There is no magic general solution we can just provide that works in every environment.
The basic strategies are to have a fixed IP(s) and be able to migrate it around onto a node that’s healthy when one dies so that there’s someone to answer, or to update the set of IPs a DNS record points to to remove the IPs of a dead node, or to pay someone else to deal with it.
Updating DNS records requires having a provider to publish a record to in the first place, credentials to make/update entries, etc. This is what external-dns does. You need to set a low TTL on the records for changes to take effect quickly, and there is therefore some performance cost to clients that need to resolve the name frequently. (and sometimes dollar cost to you, depending on the provider).
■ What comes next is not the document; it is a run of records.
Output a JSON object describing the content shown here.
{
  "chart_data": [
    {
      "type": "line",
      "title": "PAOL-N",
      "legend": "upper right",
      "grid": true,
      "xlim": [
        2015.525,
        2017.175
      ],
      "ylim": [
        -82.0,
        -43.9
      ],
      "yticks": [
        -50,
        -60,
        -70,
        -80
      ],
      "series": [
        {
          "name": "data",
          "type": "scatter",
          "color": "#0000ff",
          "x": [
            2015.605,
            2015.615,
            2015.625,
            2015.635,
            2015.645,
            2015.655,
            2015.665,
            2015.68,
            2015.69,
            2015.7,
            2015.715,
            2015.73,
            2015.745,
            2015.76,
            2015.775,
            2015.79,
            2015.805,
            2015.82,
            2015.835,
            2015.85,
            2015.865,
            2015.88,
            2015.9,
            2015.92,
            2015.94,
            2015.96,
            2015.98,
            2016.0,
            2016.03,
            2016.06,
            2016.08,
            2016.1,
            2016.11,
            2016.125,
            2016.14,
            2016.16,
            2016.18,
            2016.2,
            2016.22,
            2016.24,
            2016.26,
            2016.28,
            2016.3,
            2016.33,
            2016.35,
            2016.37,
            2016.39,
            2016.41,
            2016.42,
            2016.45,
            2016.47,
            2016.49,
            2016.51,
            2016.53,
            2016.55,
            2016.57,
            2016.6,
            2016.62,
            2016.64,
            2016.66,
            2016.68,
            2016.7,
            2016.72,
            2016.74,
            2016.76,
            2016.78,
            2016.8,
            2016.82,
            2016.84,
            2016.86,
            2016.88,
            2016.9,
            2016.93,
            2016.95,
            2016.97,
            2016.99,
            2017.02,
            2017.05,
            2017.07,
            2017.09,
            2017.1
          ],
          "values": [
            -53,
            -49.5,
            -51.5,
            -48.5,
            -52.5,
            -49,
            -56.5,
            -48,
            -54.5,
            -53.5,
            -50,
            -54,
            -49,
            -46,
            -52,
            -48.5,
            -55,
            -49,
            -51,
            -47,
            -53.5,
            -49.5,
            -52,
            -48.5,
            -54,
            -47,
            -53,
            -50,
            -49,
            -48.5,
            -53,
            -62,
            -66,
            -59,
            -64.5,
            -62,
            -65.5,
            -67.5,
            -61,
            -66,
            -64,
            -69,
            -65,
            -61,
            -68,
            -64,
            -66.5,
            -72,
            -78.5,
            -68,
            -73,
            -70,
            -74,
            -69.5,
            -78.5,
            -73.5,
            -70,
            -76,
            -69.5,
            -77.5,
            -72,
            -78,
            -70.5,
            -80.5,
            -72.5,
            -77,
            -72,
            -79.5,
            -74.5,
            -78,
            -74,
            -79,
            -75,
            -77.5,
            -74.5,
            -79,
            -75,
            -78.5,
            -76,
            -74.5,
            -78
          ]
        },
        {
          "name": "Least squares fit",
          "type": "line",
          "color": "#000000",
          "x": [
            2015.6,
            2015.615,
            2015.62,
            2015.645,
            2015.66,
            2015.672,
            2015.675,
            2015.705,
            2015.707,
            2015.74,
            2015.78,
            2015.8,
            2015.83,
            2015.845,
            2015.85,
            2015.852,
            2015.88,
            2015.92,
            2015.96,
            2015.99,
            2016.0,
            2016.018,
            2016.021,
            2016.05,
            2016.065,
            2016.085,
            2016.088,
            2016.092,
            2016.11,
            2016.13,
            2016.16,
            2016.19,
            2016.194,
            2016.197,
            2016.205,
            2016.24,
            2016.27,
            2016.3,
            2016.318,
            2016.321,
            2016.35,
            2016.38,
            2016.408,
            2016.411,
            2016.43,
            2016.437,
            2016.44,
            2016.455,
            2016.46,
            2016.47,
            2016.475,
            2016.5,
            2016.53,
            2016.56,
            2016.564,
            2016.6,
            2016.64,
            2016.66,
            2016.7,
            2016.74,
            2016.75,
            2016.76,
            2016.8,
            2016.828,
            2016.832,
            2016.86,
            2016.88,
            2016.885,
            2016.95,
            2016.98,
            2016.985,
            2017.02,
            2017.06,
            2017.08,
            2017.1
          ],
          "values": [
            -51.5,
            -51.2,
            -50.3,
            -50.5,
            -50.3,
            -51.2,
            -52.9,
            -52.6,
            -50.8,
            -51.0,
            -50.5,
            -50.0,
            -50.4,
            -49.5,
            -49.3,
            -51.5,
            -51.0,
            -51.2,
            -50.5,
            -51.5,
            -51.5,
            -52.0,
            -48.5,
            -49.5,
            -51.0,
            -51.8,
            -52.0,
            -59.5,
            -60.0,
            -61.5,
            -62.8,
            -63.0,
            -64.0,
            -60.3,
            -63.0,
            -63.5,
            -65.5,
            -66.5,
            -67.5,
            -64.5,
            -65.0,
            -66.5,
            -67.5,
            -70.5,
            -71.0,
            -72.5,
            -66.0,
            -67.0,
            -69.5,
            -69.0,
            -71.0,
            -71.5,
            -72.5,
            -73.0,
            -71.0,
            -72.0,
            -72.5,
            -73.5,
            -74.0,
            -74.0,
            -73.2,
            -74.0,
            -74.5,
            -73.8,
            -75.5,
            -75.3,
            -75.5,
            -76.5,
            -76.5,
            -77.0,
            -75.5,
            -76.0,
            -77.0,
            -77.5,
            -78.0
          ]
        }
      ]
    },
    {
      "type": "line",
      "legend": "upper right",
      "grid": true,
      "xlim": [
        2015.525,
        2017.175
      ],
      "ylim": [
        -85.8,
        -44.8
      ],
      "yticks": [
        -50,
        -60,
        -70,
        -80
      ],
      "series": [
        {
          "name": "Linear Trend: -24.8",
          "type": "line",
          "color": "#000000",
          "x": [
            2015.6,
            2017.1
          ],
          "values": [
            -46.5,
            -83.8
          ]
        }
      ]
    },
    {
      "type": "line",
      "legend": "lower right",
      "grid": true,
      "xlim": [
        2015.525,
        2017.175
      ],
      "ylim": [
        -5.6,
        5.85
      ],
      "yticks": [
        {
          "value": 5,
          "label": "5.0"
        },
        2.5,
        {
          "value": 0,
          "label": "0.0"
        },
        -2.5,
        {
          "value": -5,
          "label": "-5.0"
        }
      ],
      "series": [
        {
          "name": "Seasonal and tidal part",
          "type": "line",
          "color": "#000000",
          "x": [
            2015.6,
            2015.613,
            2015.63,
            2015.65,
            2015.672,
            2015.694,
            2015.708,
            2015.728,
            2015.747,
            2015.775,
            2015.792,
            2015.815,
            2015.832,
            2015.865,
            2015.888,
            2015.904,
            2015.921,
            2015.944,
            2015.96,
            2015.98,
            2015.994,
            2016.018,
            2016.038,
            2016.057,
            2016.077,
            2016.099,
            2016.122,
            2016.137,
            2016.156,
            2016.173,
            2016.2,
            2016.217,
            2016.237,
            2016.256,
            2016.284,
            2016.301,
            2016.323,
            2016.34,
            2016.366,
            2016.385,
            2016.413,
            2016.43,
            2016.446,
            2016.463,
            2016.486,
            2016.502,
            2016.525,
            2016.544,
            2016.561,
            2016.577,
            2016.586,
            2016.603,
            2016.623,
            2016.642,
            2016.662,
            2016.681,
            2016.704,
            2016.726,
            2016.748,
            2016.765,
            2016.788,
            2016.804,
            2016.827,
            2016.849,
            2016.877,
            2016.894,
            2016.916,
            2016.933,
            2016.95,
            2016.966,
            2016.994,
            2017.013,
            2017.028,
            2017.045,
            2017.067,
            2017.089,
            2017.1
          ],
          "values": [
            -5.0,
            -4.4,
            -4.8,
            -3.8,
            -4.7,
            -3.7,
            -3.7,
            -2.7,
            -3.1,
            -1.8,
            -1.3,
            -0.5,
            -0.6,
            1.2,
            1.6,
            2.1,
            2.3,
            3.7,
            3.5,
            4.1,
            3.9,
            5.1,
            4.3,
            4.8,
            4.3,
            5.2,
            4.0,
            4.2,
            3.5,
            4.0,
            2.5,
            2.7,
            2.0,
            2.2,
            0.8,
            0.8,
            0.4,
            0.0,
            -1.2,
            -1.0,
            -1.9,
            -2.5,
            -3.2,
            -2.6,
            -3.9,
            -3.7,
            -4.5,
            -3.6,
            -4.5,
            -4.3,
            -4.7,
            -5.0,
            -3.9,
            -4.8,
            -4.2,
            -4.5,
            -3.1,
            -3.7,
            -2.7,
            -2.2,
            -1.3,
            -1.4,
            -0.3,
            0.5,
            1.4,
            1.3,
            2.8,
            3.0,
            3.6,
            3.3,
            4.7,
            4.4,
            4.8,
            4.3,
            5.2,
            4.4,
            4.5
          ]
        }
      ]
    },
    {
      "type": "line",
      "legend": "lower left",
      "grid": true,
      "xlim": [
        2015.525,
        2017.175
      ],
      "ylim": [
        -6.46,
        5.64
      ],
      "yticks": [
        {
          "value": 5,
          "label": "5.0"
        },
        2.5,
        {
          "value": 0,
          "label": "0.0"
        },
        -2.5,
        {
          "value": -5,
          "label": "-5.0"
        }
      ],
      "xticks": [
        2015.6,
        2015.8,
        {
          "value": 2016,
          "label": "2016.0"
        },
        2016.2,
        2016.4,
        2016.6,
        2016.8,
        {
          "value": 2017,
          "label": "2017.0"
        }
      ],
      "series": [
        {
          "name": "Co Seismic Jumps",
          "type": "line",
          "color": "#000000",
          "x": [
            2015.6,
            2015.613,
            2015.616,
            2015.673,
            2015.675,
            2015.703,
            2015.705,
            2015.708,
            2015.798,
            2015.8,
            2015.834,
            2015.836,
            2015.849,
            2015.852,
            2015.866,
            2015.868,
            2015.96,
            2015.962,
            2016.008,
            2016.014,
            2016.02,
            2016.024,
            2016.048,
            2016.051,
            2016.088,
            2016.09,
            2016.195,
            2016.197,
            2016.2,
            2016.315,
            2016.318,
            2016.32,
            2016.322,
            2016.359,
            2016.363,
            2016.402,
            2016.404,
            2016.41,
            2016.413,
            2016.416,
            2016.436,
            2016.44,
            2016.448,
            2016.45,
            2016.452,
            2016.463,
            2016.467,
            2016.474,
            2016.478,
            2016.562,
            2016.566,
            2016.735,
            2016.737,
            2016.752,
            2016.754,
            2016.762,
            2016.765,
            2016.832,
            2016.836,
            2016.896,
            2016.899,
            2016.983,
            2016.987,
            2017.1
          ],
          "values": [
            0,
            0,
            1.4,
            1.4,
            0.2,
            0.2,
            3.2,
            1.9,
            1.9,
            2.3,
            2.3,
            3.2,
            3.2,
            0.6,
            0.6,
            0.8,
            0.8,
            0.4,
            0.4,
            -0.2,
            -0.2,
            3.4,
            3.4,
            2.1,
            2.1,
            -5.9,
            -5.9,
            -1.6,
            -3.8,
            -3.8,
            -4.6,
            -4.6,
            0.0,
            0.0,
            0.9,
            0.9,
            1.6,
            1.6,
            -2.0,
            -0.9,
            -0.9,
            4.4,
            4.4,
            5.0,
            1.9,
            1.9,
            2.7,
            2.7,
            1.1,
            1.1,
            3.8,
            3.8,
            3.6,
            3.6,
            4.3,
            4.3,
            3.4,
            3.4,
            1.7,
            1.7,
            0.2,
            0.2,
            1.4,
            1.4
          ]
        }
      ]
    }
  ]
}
Some clients/ISPs/networks also ignore or have a floor on how low a TTL they’ll honor, so they may see broken requests for longer than the TTL you set.
If you control the network the machines are running on you can use ARP broadcasts or BGP to “move” floating IPs from one node to another when it dies. This is what MetalLB does. These do not have the disadvantages of dealing with DNS TTLs because the target IPs stay the same. (There is also anycast which makes the same IP available on multiple machines simultaneously, but this is beyond the average small user scope)
Or hosted providers usually have a LB-as-a-service, which does the some combination of the above so that you don’t have to deal with it.